The anti-easy mode discourse is just ableism in a mask.

[–] [email protected] 1 points 1 year ago (13 children)

No need to take it that far, I'm not against difficulty levels but it's not always easy to tell how to make a game easier in that sense. If a "scene" in a game revolves around "get the ball in the cup when I say go," not getting the ball into the cup when the screen says go means you don't progress. It's within the scope of "artistic vision" for the dev to want a character in the scene to congratulate you for getting that ball in that cup only when you've done it is all I'm saying.

Like sure, in a big AAA game with a cinematic story broken up by combat sections, I think it's fair to say that an easy mode, even the "story mode" without any way to fail that some of them offer, is understandable. But isn't it fair for a rhythm game to expect you to follow a beat, or for a jigsaw puzzle to withhold the picture the pieces make until you put it together? Plenty of indie games don't really have anything to offer beyond the "toy" they present the player with. Sometimes a game is made to teach you its systems until you can do it, like learning an instrument, and I wouldn't say that's ableist.

[–] [email protected] 0 points 1 year ago* (last edited 1 year ago) (6 children)

How wide is the rim of the cup? How heavy is the ball? How viscous is the air the ball flies through? What counts as "doing it" or "not doing it" in any given system either involves an arbitrary line or error-bars of some sort. There's no harm in having a setting to move that line slightly or to make those error-bars wider. Or must we bow to an auteur's artistic vision (or a community's bigotry) about these things? Perhaps if the artistic point of the thing is to make people suffer in some way, but otherwise?

[–] [email protected] 0 points 1 year ago (1 children)

to make people suffer in some way

Yes! That's it! You've hit the nail on the head. People don't pay $60 to feel frustrated. They pay $60 to feel good. If the game doesn't deliver what they paid for, why does it even exist?

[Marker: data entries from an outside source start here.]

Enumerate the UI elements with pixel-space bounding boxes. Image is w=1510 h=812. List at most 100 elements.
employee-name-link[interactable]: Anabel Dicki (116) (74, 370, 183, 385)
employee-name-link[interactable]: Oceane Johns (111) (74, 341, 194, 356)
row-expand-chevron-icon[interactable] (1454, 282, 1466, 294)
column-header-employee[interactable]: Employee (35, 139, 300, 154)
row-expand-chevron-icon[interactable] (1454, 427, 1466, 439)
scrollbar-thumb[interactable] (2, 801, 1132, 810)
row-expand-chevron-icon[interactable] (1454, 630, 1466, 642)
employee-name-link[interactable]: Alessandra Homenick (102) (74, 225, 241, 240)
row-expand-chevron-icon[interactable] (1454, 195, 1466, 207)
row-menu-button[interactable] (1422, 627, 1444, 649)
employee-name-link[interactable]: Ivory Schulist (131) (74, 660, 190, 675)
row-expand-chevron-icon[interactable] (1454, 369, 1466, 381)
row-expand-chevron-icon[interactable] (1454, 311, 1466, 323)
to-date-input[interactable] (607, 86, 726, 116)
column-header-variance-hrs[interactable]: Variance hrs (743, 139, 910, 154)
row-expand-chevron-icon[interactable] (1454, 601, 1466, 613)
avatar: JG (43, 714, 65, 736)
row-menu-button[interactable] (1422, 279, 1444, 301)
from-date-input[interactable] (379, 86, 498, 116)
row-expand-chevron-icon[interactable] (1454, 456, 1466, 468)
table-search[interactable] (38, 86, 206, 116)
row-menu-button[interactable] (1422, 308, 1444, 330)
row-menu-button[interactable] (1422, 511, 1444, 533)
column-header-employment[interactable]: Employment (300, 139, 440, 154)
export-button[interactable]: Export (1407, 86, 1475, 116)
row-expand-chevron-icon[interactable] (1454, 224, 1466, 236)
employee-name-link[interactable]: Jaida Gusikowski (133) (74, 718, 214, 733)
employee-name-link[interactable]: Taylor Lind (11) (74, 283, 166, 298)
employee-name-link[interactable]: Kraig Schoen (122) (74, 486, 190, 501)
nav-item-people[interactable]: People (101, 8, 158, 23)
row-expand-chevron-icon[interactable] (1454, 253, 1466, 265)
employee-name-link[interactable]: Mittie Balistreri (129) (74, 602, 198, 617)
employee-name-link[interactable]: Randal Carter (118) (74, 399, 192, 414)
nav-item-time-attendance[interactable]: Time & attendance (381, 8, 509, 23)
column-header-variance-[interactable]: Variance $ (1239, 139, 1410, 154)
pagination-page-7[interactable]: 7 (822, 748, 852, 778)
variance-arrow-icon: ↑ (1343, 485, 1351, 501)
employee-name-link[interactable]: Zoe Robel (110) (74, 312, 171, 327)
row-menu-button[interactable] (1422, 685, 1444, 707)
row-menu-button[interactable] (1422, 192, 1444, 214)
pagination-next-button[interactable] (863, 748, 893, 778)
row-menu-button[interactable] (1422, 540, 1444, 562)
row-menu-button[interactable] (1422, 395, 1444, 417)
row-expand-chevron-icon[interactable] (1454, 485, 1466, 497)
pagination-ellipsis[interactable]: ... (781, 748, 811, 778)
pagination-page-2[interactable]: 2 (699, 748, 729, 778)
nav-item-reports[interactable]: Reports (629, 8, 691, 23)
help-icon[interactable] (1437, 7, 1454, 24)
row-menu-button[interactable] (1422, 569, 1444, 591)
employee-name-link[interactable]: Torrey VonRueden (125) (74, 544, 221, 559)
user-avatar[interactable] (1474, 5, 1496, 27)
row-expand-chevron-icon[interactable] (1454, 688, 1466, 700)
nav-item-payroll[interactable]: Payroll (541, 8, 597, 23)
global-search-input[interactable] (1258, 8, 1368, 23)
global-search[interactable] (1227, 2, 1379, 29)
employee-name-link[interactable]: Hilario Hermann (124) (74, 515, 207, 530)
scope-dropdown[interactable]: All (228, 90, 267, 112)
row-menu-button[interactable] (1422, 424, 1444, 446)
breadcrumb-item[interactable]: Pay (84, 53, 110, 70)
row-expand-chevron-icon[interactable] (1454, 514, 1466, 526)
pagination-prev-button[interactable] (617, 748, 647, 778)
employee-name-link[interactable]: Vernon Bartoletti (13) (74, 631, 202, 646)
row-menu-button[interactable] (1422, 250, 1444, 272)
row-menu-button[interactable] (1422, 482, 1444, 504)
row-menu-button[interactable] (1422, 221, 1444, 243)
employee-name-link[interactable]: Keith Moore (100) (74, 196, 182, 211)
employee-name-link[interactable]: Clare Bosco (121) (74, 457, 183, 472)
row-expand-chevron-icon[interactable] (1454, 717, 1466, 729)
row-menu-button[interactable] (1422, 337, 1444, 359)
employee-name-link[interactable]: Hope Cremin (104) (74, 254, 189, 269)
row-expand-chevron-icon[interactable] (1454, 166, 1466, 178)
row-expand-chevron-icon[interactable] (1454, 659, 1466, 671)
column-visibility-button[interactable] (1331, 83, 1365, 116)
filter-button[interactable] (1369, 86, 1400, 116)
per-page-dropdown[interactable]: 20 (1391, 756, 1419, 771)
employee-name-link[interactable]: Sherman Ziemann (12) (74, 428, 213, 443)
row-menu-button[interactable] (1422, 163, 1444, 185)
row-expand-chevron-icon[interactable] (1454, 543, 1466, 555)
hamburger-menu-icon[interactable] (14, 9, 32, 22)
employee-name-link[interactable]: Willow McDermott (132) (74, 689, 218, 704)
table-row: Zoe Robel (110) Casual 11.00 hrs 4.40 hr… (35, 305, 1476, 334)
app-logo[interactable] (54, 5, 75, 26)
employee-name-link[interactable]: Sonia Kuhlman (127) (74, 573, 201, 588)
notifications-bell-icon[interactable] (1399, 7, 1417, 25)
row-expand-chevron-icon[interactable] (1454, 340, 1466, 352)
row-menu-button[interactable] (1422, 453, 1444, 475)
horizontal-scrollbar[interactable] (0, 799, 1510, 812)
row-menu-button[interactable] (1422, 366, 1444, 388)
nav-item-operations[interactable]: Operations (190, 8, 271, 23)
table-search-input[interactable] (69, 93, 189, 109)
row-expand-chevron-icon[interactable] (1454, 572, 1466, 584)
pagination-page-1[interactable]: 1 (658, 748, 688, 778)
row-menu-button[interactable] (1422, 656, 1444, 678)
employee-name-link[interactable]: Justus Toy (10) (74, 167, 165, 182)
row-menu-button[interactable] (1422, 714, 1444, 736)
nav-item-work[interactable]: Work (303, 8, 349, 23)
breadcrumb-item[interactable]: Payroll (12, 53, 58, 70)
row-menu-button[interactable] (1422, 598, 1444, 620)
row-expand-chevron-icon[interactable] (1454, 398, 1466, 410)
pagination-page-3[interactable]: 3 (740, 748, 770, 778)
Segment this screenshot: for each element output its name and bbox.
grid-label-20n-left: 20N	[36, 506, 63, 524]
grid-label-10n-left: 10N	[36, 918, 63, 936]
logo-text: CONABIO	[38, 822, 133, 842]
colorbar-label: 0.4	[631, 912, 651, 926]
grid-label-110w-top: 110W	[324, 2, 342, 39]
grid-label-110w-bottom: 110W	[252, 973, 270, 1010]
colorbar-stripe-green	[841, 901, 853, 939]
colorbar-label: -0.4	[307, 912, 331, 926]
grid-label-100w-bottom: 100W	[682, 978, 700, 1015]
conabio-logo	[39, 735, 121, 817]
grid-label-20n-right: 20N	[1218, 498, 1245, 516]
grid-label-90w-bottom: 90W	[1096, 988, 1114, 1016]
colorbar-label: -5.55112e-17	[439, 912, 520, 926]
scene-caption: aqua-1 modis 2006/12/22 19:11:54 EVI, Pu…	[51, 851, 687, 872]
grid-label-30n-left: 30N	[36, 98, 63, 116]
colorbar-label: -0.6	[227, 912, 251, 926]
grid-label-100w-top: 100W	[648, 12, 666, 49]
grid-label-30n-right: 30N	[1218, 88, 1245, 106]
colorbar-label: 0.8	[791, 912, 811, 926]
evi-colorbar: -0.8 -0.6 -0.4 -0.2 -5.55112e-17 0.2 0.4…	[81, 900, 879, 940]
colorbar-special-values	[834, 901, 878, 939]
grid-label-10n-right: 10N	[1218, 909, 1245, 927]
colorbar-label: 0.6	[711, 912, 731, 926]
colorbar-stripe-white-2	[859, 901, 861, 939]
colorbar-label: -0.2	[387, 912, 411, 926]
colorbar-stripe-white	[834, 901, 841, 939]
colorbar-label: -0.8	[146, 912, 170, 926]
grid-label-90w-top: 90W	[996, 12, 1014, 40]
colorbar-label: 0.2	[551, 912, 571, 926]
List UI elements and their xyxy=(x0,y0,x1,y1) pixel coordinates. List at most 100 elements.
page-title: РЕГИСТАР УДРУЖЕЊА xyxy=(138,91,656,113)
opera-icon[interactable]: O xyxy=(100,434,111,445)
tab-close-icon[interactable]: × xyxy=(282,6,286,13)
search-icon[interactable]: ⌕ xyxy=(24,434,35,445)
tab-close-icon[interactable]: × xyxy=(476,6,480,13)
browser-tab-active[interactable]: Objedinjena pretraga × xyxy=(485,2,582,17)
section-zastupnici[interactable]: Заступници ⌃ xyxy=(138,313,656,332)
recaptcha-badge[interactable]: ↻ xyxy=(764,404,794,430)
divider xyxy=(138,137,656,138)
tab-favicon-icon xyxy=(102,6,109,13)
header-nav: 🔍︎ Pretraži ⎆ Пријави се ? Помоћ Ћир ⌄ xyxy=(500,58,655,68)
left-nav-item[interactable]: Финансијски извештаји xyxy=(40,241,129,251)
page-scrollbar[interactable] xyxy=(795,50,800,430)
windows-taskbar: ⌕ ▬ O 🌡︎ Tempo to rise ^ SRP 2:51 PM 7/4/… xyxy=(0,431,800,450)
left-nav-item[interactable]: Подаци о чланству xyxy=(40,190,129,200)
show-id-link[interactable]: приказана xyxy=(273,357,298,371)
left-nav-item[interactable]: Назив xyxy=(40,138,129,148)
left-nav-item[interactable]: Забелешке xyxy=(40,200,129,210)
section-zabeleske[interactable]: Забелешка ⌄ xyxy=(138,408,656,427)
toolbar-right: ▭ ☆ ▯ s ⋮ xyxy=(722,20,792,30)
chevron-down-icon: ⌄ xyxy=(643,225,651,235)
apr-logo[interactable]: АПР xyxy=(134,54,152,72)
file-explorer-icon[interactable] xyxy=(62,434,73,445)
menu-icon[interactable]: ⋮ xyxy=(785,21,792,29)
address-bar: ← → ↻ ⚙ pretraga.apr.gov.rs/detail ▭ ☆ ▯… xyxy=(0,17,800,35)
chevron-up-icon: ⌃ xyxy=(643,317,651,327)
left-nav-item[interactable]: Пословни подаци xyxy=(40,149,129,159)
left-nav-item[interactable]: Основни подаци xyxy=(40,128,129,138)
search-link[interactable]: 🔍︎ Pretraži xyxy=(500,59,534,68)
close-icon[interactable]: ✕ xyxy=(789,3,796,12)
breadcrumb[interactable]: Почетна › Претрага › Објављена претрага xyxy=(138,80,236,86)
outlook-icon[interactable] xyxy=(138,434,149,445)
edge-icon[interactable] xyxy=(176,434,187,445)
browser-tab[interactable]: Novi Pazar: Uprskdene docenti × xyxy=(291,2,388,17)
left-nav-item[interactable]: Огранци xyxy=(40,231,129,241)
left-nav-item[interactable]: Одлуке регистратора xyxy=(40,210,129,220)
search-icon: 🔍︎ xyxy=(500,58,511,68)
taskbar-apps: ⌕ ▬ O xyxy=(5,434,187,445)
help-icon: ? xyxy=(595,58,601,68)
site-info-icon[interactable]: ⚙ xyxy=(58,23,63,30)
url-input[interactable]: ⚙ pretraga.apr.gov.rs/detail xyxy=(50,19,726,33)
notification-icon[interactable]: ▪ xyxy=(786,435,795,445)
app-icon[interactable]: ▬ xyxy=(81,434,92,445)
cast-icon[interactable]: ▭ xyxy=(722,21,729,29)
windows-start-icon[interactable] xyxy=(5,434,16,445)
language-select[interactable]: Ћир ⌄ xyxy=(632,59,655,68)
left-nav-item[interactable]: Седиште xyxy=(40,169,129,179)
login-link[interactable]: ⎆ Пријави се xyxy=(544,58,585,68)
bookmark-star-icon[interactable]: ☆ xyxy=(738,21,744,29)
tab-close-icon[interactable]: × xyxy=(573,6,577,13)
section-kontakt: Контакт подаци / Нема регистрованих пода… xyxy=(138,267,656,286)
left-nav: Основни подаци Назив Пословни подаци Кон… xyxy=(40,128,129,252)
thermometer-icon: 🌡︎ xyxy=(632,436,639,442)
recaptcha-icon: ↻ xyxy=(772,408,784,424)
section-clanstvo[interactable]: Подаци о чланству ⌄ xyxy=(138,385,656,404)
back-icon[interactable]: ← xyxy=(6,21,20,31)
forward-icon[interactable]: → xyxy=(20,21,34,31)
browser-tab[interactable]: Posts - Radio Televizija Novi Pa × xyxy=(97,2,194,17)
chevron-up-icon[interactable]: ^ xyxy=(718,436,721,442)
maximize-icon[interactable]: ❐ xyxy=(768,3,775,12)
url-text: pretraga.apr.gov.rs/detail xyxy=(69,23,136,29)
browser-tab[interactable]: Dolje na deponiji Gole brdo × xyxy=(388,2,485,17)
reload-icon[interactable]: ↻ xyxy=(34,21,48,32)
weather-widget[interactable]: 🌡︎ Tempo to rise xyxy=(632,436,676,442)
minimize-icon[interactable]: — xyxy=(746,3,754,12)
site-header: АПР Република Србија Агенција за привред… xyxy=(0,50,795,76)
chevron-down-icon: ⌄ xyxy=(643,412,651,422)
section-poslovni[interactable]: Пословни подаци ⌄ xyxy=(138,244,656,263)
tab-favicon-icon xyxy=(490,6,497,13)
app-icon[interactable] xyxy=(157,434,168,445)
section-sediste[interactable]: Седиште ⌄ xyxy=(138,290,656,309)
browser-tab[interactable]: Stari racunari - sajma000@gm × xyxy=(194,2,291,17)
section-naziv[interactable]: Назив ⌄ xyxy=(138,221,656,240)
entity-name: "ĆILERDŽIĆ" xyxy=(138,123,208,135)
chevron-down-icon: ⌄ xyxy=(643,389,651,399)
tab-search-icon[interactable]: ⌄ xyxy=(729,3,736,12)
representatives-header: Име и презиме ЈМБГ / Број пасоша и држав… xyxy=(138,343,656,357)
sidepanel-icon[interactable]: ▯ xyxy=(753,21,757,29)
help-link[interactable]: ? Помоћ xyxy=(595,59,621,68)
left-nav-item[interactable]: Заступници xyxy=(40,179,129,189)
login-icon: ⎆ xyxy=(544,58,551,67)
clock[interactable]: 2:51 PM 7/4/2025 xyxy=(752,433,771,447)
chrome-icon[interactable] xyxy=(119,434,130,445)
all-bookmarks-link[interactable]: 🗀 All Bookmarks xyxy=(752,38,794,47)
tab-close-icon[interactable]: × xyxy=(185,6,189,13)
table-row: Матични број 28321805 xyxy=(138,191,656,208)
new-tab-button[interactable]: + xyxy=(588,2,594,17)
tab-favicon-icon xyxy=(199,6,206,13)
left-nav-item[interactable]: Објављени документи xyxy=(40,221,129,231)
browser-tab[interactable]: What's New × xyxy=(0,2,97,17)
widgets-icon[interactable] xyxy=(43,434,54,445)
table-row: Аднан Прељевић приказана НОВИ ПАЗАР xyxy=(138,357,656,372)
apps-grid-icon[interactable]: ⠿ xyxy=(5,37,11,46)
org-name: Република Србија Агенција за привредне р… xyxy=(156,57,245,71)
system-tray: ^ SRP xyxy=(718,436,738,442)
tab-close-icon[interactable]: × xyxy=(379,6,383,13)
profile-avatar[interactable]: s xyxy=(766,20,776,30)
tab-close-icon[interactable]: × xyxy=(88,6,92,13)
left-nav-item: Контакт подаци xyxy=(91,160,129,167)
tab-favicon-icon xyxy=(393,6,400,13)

[–] [email protected] 1 points 1 year ago (1 children)

People also don't pay to be unchallenged, which is how we wound up with derogatory nicknames like "walking simulator"

People's threshold for challenge and fun are all over the place and so are the games that do and should exist

[–] [email protected] 0 points 1 year ago (1 children)

But it doesn't work that way. They get lowered to the level of the customers who don't want to overcome challenges. All they want is a good feeling. And those brain chemicals that get released by being led by the nose around a level are real.

When you pay full price for a game, do you deserve to experience all of the content contained therein? Or do you have to spend hours of tedious frustration, feeling bad brain chemicals, just to get what you already paid good money for? You feel enough bad brain chemicals with your job and your family already, why are you spending your precious few free hours doing the same?

[–] [email protected] 1 points 1 year ago

Because getting good at something and overcoming challenges also feels good?